Questione nodale diventa, pertanto, la delega. In un rapporto di partenariato la delega dovrebbe essere frutto della condivisione degli obiettivi e di un rapporto paritetico nella stesura del piano di intervento, pur riconoscendo le funzioni peculiari del soggetto proponente (soprattutto a livello di investimenti) e di quello beneficiario. Il rischio della delega in Bielorussia, tralasciando l’aspetto speculativo nei confronti dei finanziamenti, è lo stravolgimento o l’indirizzo del progetto verso settori congeniali all’ambito di intervento di ogni singolo partner, a scapito delle finalità originarie e generali. Per questo la delega deve essere il risultato di un processo fiduciario che, date le attuali condizioni in Bielorussia, necessita di tempi lunghi, di accordi di collaborazione consolidati e sperimentati e, soprattutto, deve contare (come già accennato) sulla maggior presenza locale del proponente. Al proponente spetta non solo il ruolo di un controllo attivo, seppur indirizzato con ostinazione e perseveranza verso una reciproca fiducia, ma quello, soprattutto, di non farsi coinvolgere dai meccanismi perversi della cooperazione, quali l’ineludibilità del percorso già avviato, i finanziamenti già assegnati, la credibilità investita ed assegnata, la necessità ed opportunità di non ammettere fallimenti.
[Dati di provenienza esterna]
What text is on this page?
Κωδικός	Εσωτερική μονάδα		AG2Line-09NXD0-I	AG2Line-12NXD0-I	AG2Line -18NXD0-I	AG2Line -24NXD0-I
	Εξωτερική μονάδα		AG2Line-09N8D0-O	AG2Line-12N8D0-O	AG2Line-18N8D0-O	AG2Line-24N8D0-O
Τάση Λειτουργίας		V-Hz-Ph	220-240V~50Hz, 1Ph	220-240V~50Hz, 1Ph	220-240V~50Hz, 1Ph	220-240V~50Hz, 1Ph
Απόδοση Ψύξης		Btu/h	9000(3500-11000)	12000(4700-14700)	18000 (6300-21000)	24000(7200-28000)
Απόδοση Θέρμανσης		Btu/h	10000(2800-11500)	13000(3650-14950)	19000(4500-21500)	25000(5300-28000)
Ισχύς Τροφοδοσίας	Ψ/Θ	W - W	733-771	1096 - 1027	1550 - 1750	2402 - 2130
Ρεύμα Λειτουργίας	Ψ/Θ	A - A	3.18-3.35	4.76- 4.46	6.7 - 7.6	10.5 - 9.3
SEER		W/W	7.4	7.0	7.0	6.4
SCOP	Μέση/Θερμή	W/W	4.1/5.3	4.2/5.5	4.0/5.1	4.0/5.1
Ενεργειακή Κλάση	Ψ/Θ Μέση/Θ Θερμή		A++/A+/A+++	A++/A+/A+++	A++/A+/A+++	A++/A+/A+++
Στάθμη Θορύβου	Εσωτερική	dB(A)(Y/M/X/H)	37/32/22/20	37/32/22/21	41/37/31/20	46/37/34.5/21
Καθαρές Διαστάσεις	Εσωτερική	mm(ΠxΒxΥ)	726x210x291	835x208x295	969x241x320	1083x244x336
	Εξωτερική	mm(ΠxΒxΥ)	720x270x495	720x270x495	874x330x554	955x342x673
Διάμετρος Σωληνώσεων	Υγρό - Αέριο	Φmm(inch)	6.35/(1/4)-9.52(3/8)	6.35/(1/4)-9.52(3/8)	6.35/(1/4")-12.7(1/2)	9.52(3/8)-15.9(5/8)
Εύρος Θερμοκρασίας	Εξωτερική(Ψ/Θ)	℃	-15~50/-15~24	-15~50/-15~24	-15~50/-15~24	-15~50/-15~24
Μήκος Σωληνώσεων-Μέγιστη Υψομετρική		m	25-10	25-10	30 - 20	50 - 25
Il mantenimento dei ruoli di parte ( quello del proponente e quello del beneficiario ) che assicurino solo una visibilità esterna del progetto ed il mantenimento delle posizioni acquisite, ha causato il fallimento di molti progetti di cooperazione, nonché spreco di denaro. A lungo termine è più devastante dei benefici che si vorrebbero apportare con il progetto. Né, tantomeno, regge la scusa dell’emergenza a giustificare in ogni caso la necessità di ogni tipo d’intervento. Un conto sono gli aiuti indifferenziati, diverso è l’intervento in ambito di cooperazione. In Bielorussia l’emergenza iniziale è da tempo superata: quando l’emergenza iniziale finisce, inizia il tempo dello sviluppo, non solo economico, ma umano e sociale.
Se queste condizioni vengono, nel tempo, a mancare, bisogna (dopo averle tentate tutte) sapersi fermare (o meglio, sostare), senza percepire ciò come senso di sconfitta, ma con la consapevolezza di evitare false idee di sviluppo: con la speranza che il patrimonio investito abbia, nel frattempo, lasciato semi sotterranei e con la fiducia che essi possano germogliare riproponendo migliori condizioni di intervento.
Queste considerazioni non devono permeare di pessimismo gli interventi, anzi rafforzare l’ottimismo dell’ostinazione, della perseveranza e la capacità della mediazione razionale e rigorosa con l’intento di affiancare il cuore e la testa nel medesimo percorso.
Ma, nonostante tutto ed oltre alle varie ipotesi congetturali ed agli strumenti di cui ci si vuol dotare, è importante, soprattutto, uscire da un’ottica pregiudiziale: bisogna accettare per capire e non capire per giudicare.